OBJECTIVES To determine whether pre-eclampsia, hypothesised to be an inflammatory condition, is associated with fever in term labour, and confirm and examine the reported association of pre-eclampsia at term with neonatal encephalopathy.

DESIGN Prospective cohort study.

SETTING A Dublin teaching hospital.

PARTICIPANTS 6163 women in labour with singleton pregnancies at term at low risk for intrapartum hypoxia, recruited to a randomised trial examining the effect of admission cardiotocography on neonatal outcome.
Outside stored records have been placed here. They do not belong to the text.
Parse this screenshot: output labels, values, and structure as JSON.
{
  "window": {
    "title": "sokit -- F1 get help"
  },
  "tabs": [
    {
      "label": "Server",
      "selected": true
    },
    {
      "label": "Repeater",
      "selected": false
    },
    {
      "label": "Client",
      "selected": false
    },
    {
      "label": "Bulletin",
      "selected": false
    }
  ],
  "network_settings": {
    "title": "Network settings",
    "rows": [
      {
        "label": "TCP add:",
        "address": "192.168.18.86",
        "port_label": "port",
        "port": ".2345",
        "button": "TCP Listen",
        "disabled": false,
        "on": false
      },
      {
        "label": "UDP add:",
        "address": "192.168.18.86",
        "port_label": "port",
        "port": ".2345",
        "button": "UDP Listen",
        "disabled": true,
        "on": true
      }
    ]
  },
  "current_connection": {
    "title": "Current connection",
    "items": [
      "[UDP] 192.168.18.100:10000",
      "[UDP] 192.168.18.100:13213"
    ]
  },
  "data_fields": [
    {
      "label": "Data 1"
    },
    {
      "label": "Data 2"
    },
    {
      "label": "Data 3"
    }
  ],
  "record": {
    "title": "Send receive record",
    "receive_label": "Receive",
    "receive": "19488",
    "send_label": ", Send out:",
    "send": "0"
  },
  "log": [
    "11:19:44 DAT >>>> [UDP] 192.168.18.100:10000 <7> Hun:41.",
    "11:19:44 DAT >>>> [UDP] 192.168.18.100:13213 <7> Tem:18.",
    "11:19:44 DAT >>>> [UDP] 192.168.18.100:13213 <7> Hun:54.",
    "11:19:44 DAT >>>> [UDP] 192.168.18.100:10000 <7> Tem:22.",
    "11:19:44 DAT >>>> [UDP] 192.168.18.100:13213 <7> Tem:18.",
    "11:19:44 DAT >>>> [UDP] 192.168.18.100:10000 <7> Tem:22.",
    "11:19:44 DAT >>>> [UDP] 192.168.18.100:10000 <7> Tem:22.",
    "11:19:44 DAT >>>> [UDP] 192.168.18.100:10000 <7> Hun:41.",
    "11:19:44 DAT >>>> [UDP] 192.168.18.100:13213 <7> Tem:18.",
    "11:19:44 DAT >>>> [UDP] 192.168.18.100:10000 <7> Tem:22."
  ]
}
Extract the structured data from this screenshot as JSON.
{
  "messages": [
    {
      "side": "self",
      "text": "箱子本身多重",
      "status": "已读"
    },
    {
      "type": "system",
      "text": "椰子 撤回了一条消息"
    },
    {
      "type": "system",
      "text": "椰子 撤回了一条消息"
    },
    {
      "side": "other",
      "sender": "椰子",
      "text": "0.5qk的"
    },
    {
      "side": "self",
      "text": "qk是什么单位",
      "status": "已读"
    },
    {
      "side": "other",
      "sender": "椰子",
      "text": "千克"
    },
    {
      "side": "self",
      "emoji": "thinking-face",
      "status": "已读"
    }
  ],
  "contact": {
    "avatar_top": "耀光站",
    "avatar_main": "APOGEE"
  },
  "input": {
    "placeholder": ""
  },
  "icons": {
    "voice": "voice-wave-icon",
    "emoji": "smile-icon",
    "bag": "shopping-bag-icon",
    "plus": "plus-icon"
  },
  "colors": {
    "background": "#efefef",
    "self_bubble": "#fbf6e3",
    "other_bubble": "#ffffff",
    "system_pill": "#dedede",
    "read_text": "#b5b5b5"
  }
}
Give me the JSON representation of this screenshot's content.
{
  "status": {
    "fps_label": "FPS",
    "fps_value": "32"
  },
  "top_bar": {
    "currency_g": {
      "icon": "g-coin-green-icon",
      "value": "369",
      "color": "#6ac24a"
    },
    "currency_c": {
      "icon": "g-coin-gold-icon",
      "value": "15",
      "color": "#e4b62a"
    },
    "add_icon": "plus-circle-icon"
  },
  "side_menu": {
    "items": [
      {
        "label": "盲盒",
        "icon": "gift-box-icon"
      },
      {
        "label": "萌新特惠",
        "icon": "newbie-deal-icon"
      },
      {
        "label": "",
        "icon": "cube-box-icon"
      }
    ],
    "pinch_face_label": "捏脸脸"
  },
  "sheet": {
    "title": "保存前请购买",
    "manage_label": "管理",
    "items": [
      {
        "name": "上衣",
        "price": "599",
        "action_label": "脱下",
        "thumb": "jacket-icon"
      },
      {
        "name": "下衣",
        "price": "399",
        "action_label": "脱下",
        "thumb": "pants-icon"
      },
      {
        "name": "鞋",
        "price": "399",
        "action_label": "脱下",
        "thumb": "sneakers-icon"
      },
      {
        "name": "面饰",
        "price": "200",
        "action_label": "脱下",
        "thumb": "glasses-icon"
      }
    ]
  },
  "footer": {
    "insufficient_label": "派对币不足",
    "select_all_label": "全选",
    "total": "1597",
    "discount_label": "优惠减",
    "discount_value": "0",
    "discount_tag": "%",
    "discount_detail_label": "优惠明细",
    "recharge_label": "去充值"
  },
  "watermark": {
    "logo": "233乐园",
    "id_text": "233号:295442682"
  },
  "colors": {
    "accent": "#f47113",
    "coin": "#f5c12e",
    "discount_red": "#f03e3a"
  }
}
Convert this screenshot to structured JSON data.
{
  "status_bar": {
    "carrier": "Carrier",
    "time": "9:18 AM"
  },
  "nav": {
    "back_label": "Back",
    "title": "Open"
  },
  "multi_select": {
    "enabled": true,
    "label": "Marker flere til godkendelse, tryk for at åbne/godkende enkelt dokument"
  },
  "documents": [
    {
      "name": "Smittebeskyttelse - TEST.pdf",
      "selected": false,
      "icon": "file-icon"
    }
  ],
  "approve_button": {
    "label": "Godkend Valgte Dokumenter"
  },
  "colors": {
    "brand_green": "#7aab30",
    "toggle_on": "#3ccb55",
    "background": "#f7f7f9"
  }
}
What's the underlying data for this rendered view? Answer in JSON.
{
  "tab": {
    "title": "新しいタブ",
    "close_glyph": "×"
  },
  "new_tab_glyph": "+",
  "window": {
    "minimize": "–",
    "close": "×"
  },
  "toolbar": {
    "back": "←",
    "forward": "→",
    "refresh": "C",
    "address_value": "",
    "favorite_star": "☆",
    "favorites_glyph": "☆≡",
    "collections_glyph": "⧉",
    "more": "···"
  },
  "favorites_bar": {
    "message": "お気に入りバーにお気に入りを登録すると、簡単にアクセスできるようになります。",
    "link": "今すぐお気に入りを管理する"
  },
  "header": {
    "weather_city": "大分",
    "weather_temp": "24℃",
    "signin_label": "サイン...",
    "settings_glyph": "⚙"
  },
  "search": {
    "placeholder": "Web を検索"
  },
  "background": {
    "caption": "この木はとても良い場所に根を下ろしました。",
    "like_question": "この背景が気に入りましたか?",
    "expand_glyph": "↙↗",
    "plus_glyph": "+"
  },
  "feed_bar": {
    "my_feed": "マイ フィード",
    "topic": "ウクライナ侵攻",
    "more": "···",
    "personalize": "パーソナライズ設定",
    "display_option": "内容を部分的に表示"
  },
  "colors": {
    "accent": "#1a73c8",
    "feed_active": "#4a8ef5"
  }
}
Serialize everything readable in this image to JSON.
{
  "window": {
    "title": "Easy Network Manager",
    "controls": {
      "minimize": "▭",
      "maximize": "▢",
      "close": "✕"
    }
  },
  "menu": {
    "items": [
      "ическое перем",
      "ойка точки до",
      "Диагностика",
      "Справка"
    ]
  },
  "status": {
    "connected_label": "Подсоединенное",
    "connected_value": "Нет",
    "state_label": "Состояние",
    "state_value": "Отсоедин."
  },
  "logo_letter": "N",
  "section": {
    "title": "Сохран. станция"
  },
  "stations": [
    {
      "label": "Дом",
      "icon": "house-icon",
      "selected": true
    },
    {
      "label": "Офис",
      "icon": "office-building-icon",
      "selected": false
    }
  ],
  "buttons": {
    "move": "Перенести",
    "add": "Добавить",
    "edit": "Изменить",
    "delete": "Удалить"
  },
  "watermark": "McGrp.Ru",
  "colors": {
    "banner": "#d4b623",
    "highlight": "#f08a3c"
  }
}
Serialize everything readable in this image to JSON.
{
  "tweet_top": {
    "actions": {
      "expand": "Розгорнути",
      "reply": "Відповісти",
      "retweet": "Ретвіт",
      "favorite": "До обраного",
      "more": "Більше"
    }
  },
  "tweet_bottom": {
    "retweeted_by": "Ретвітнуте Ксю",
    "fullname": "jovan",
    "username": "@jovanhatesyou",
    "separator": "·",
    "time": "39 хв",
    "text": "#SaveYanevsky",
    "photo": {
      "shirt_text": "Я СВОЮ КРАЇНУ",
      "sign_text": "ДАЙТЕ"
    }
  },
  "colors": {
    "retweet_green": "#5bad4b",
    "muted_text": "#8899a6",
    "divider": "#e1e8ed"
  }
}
RESULTS Pre-eclampsia was associated with maternal fever > 37.5° in labour (odds ratio (OR) 3.39, 95% confidence interval (CI) 2.1 to 5.4); this was independent of obstetric intervention (adjusted OR 2.07, 95% CI 1.24 to 3.47). Pre-eclampsia was associated with neonatal encephalopathy (OR 25.5, 95% CI 8.4 to 74.7); this too was independent of obstetric intervention (adjusted OR 18.5, 95% CI 5.9 to 58.1). Cord arterial pH values were significantly lower in pre-eclamptics (7.20v 7.24), although severe cord acidaemia was not significantly more common (OR 2.91, 95% CI 0.7 to 9.9). The association of pre-eclampsia with encephalopathy was independent of maternal fever (adjusted OR 16.5, 95% CI 5.1 to 54) and cord acidaemia (adjusted OR 13.5, 95% CI 3.2 to 56.7).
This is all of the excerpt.